Well, no, actually, I don't. I love Jane Eyre and I am enchanted to bring up Jane Eyre as much as possible. If I had a private income, I would devote the rest of my days to (not teasing Mussolini like Dorothy Parker because he is dead) raising Jane Eyre awareness nation- and then world-wide. I would distribute copies to all the schoolchildren in the world. I would creep in to English teachers' offices and add Jane Eyre to the syllabus. Even Caribbean literature and Indian literature classes. Everyone could use a chance to read Jane Eyre again. I would visit George Bush in the Oval Office and refuse to let him leave until he had finished reading all of Jane Eyre. (Which would pretty much leave the country without a President until the next election, but hey, I think that's all to the good.)

I was sitting in my chair just a minute ago humming the theme to "Pan's Labyrinth" and trying to decide what I wanted to do next. It is 8:40 in the evening and I want to be in bed by eleven, so I was contemplating what two- or three-hour activity (that's the second dangling hyphen I've used in this post. Does that seem right to you?) I could engage in. If I were being virtuous, I'd write my paper, because I still have one more paper and there are 1400 words of it not yet written, minimum. If I were being thoroughly lazy and mindless, I could watch a movie, because I have many movies and I haven't seen all of them and it is jolly to watch movies. If I had ANY THOUGHTS IN MY HEAD AT ALL, I could work on my own writing, but then I'd have to come up with some thoughts of my very own.

It was pretty joyless, and I had to keep humming the "Pan's Labyrinth" theme song over and over again in order to prevent myself from sinking into a deep depression and remaining confined to my desk chair for the rest of my life. And then Jane Eyre saved me!

Because I remembered I had it.

I made a shrieky noise of glee and lunged for my bed, and then it occurred to me that if I told the internet about how good Jane Eyre is, then someone might remember how good it is and read it all over again! And because I love my neighbor, I decided to hold off reading lovely lovely Jane Eyre for long enough to make a blog post about it and bring it forcibly to your attention.

This is how good that book is: It wrung a wholly involuntary shriek of glee from me after a day spent miserably researching for and then writing 900 words of a paper on the interaction between imagination and reality in two poems from the Modernist period (Wallace Stevens' "The Snow Man" and Yeats' "Beyond Break of Day", if you're interested).

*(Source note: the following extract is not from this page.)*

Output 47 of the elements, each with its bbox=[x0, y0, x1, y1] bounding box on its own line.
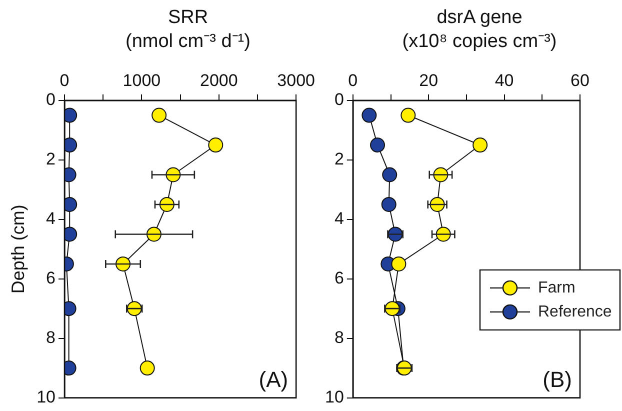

P.S. Jane cracks me up. Mr. Rochester says, "Oh! you have been very correct - very careful, very sensible," and she says, I reflected, and thought, on the whole, I had. And later he asks her, "Were you jealous, Jane?" and she says, "Never mind, Mr. Rochester, it is in no way interesting to you to know that." I love this girl. She is the standard to which I aspire. So in case anyone is thinking that I only love Jane Eyre because I adore Mr. Rochester (and I do adore Mr. Rochester), you are so wrong. It is actually far more because I want to be Jane Eyre.

2 comments:

La Nouvelle Heloise said...

Hi - visiting from the Bronteblog where I read your very enjoyable post. If you ever need any assistance in your worthy mission of raising Jane Eyre awareness I am at your service! NH (a fellow Janeite)

Anonymous said...

You are not alone in your love for Jane Eyre! It's my favorite book, I've read it at least 5 times. I love her spirit, determination, independence and integrity - I've always wanted to be like Jane. (And, let's be honest, it would be beyond great to end up with a passionate man like Rochester, who's totally devoted to you!)

And, I found your blog through BronteBlog which quotes your "shrieky noise of glee" paragraph, so there are many other JE fans out there.